The chip was developed by the chip consortium GenPro, which was founded three years ago. The Innovation Authority chipped in 42 million shekels ($13.6 million) in funding; the consortium’s partners provided additional financing. 

GenPro’s main partners are the companies DSPG, Mellanox-Invidia, CEVA, SatixFy, Dolphin (which withdrew last year after it was bought by a foreign company) and Western Digital, alongside researchers from four local universities – Bar-Ilan, Tel Aviv, Ben-Gurion and the Technion. 

According to the Innovation Authority, the consortium was formed to get several companies and research institutions working together in order to spur “the research and development of innovative technologies to create a comparative advantage for Israeli industry in international markets,” in the Innovation Authority’s words.
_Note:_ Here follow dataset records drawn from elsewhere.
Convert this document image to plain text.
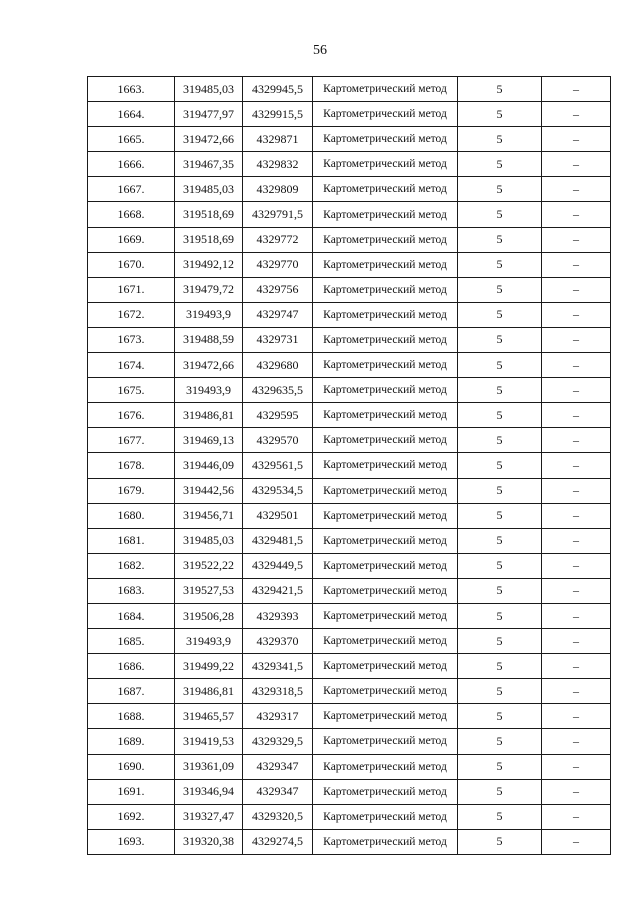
56
1663.	319485,03	4329945,5	Картометрический метод	5	–
1664.	319477,97	4329915,5	Картометрический метод	5	–
1665.	319472,66	4329871	Картометрический метод	5	–
1666.	319467,35	4329832	Картометрический метод	5	–
1667.	319485,03	4329809	Картометрический метод	5	–
1668.	319518,69	4329791,5	Картометрический метод	5	–
1669.	319518,69	4329772	Картометрический метод	5	–
1670.	319492,12	4329770	Картометрический метод	5	–
1671.	319479,72	4329756	Картометрический метод	5	–
1672.	319493,9	4329747	Картометрический метод	5	–
1673.	319488,59	4329731	Картометрический метод	5	–
1674.	319472,66	4329680	Картометрический метод	5	–
1675.	319493,9	4329635,5	Картометрический метод	5	–
1676.	319486,81	4329595	Картометрический метод	5	–
1677.	319469,13	4329570	Картометрический метод	5	–
1678.	319446,09	4329561,5	Картометрический метод	5	–
1679.	319442,56	4329534,5	Картометрический метод	5	–
1680.	319456,71	4329501	Картометрический метод	5	–
1681.	319485,03	4329481,5	Картометрический метод	5	–
1682.	319522,22	4329449,5	Картометрический метод	5	–
1683.	319527,53	4329421,5	Картометрический метод	5	–
1684.	319506,28	4329393	Картометрический метод	5	–
1685.	319493,9	4329370	Картометрический метод	5	–
1686.	319499,22	4329341,5	Картометрический метод	5	–
1687.	319486,81	4329318,5	Картометрический метод	5	–
1688.	319465,57	4329317	Картометрический метод	5	–
1689.	319419,53	4329329,5	Картометрический метод	5	–
1690.	319361,09	4329347	Картометрический метод	5	–
1691.	319346,94	4329347	Картометрический метод	5	–
1692.	319327,47	4329320,5	Картометрический метод	5	–
1693.	319320,38	4329274,5	Картометрический метод	5	–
GenPro’s goal is to develop hardware and software technologies based on the open core of a processor that uses RISC-V architecture. The participating organizations joined to accumulate knowhow in the field and also to develop a processor for their own use. 

As for the authority, it also sought to grant other local tech companies free access to any products GenPro developed.

GenPro’s chip is based on RISC-V architecture, which is a kind of instruction set used to plan the chip. This technology was developed at the beginning of the previous decade as a more open and flexible alternative to the two chip development architectures that dominate the market – 86X, which is used by Intel and AMD and on which most processors for computers and servers are based, and ARM, on which most processors for smartphones and laptops are based.

What local companies will be offered isn’t the chip itself, but its plan and copyright. This will enable them to use the plan freely and adapt it to their own needs. 

Currently, companies that make smart devices rely on processors based on ARM architecture. This means they have to pay ARM several cents as a licensing fee for every device they sell. Thus Zeevi says that if they switch to GenPro’s new chip based on RISC-V, they can save money and improve their profitability.

Another advantage, he said, is that “companies can take the basis of the processor and make relevant changes adapted to their own needs. Consequently, companies will have greater control over the plan and can achieve better performance.”

In practice, however, it’s likely to be hard to persuade many high-tech companies to adopt the new technology. Most of them have been working with ARM processors for years, and they will be reluctant to take the risk of a new technology. Moreover, doing so would require a process of conversion, adaptation and quality control, with all the attendant expenses.